The lead ship in the escorting array slowed until it was only a couple of kilometers ahead of Praise of Folly and began flashing its lights on and off. After a minute or so, the scout pilot understood. "Folly, if you will."
"So it is," the computer said, but went after the alien in spite of his slip of the tongue. Spaceports on civilized worlds have a depressing sameness; it is next to impossible to make vast expanses of concrete interesting. The perimeter buildings, though, caught Chang's eye when Praise of Folly dipped below the last cloudbank; they had the massive look of fortifications. Atmospheric flyers screamed overhead as Praise of Folly touched down near the center of the field. Gun-carrying armored vehicles that reminded Chang of the ones he had seen in B'kila's ancient tape rumbled toward the ship.

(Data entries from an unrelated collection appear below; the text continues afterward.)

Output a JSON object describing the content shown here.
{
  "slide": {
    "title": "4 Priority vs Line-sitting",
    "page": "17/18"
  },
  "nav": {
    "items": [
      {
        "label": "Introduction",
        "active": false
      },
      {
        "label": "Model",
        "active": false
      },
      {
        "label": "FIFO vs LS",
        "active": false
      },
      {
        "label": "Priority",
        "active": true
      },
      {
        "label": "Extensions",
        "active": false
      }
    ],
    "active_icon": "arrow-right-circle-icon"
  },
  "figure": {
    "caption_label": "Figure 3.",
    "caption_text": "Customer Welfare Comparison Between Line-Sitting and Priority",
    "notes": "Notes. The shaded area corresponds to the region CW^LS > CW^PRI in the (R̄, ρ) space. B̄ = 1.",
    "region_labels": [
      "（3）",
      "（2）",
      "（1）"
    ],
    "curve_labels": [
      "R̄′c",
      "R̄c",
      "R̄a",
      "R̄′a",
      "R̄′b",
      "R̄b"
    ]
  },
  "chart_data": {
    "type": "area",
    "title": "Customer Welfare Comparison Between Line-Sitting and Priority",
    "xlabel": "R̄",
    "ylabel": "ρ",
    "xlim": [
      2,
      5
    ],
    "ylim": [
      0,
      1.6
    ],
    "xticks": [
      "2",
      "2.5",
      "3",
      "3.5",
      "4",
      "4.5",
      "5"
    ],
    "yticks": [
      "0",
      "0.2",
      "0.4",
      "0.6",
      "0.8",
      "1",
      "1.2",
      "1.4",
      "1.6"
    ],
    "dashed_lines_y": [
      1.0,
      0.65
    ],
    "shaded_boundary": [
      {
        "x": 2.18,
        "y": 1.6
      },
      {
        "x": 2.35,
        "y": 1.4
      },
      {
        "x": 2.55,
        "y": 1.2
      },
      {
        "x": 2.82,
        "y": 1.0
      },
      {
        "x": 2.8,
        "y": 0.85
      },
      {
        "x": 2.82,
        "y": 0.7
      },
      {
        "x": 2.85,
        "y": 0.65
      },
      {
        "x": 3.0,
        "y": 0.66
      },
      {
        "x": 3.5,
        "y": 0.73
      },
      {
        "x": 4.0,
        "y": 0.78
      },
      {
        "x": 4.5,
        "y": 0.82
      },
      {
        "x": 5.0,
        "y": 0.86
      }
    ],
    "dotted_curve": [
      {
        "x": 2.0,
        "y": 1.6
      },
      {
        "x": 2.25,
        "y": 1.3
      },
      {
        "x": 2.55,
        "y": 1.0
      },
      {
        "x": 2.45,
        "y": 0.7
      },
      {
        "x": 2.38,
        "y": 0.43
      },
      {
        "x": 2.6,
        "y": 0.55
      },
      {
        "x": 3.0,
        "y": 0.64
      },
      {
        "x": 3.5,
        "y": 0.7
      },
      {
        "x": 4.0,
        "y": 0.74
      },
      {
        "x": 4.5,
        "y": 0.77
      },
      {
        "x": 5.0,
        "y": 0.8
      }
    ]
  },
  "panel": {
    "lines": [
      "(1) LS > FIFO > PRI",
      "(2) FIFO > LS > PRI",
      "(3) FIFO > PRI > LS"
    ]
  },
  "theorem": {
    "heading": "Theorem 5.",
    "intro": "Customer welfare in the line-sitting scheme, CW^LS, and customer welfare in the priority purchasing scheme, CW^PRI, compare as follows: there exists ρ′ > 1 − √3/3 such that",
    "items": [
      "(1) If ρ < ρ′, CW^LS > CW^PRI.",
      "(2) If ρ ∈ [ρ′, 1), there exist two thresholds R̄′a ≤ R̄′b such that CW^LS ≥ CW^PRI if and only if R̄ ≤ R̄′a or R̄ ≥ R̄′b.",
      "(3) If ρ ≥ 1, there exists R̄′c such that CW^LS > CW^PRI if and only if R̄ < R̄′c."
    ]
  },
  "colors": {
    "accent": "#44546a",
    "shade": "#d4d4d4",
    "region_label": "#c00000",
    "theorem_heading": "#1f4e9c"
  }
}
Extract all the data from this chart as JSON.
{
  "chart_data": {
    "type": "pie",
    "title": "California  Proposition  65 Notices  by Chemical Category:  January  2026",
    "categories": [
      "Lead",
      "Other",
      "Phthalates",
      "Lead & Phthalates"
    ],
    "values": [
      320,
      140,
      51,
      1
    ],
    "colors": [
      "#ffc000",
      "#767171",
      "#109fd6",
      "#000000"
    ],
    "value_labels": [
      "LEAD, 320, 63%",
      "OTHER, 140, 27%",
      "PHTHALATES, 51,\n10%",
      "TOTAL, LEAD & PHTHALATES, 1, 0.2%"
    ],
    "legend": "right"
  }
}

There were also footsoldiers running across the concrete. Chang turned up the magnification on his vision screen. The aliens were fairly humanoid, taller and thinner than Terrans, with knees that bent in the opposite direction. They had narrow, foxlike faces, long jaws, and blunt carnivore teeth. Thick reddish-yellow hair covered most of their bodies; they went nude except for boots, belts with bulging pouches, and helmets.
Their hand-weapons gave the scout pilot a momentary start. The guns' curved magazines reminded him of the Kalashnikovs that were still ubiquitous in human space. He quickly saw, though, that it was only coincidence; the rest of the design was not similar at all.
He checked the atmosphere analysis. The air seemed good enough, barring some noxious oxides of nitrogen and sulfides that probably came for the noisy, smoke belching iron monsters out there. He didn't worry about diseases. Few alien germs found humans tasty, and his broad-spectrum immunity shots left him doubly safe.